LICENCES DE PECHES : LES MYSTÈRES D’UNE LISTE
La publication récente de la liste des bateaux autorisés à pêcher soulève plusieurs interrogations sur la transparence et l'équité du processus, certains navires étrangers ou entreprises semblant bénéficier d'un traitement de faveur
C’est désormais chose faite. La liste des attributaires de licences de pêche est depuis hier connue. En effet, la nouvelle ministre des Pêches a satisfait à l’exigence de transparence dans la conduite des affaires de l’Etat que prône le nouveau régime. «Conformément aux engagements des plus hautes autorités, je rends publique la liste des navires autorisés à pêcher dans les eaux sous juridiction sénégalaise, à la date du 6 mai 2024. Cet acte répond au principe de transparence dans la gestion des ressources naturelles qui
constituent un patrimoine national», a indiqué Dr Fatou Diouf dans son avis. Elle a cependant précisé que cette liste ne tient pas compte des dossiers qui sont en cours de renouvellement.
Les mystères du Dr Fatou Diouf Ce qui témoigne d’un fait. La publication de la liste s’est faite dans la précipitation. Déjà sous le ministre Alioune Ndoye, 129 bateaux battaient pavillon sénégalais. Et Pape Sagna Mbaye en a attribué au moins une quinzaine. A peine un mois après son installation, la nouvelle ministre a publié une liste de 132 bateaux battant pavillon sénégalais. Ce qui montre, selon des sources dignes de foi, que la liste a été établie à la va-vite, donc bâclée. Autre mystère qui interpelle dans cette liste, c’est la prééminence de certains armements. C’est le cas par exemple de SOPASEN. Cette société
qui appartient à Saër Seck, ancien président de la ligue sénégalaise de Football professionnel et président de l’institut de Football Diambars et à l’homme d’affaire Adama Lam du patronat sénégalais alimente la suspicion dans le milieu de la Pêche. Puisque ces deux plus grands activistes dans le secteur maritime avec leurs partenaires français se sont taillé la part du lion en se retrouvant avec 20 licences dans des zones réservées principalement à la pêche artisanale. Une prééminence qui provoque une rupture d’équité dans l’attribution des licences de pêches.
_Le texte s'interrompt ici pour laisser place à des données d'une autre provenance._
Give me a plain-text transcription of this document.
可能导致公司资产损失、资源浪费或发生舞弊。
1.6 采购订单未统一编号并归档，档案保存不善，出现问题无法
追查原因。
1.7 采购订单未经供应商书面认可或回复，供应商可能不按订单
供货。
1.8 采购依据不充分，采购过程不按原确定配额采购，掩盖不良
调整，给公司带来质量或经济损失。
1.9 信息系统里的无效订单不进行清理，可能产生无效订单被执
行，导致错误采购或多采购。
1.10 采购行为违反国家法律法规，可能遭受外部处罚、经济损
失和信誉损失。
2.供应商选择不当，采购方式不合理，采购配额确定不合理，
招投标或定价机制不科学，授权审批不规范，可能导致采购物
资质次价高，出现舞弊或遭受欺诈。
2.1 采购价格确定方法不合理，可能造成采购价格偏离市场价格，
Autre mystère qui interroge, c’est que des navires qui ne battent plus pavillon sénégalais depuis 4 ans figurent sur la liste. C’est comme les licences des bateaux YI FENG 15 et YI FENG 16. Il faut aussi dire que la liste des attributaires de licence de pêche confirme un rapport de l’Office national de lutte contre
la fraude et la corruption (Ofnac). En effet, dans son rapport de 2021, l’Ofnac révélait que parmi les 131 navires battant pavillon Sénégalais, « figurent des navires avec des noms à consonance chinoise mais appartenant à des sociétés de droit sénégalais, car naturalisés conformément au Code de la Pêche maritime ». Dans la liste publiée par la nouvelle ministre des Pêches, on y voit des noms d’armement à consonance chinois, coréen, espagnol et italien battant pavillon sénégalais alors qu’ils sont des sociétés de droit sénégalais.
Une enquête est en cours sur l’attribution des licences
Selon la liste, au total 19 navires étrangers ont été autorisés jusqu’au 2 mai 2024 à pêcher dans les eaux sénégalaises. Ils sont tous de l’Union européenne dont 11 battants pavillons espagnols et 8 battants pavillons français. Toutefois, précise le ministère des Pêches, sur ces 19 navires étrangers, deux ne sont pas des navires de pêche mais des navires d’appui aux senneurs. La période de validité des licences s’arrête pour la quasi-totalité des navires étrangers, le 17 novembre 2024 excepté le navire battant pavillon français et immatriculé CC 933 961. Dans la liste publiée par le ministère des Pêches, il est indiqué que sa licence court jusqu’au 31 décembre 2024. S’agit-il d’une licence ou d’une autorisation de pêche ?
Au Sénégal, les autorisations de pêche sont accordées pour une période de 6 mois, renouvelables une fois. Alors qu’une fois que la licence est délivrée, elle est renouvelable chaque année. Toujours est-il, selon une source du secteur de la pêche, qu’une enquête est déjà ouverte dans les services du ministère des Pêches sur l’attribution des licences de pêches. Car il y a un décalage entre le nombre déclaré et le nombre existant de pirogues dans les eaux sénégalaises.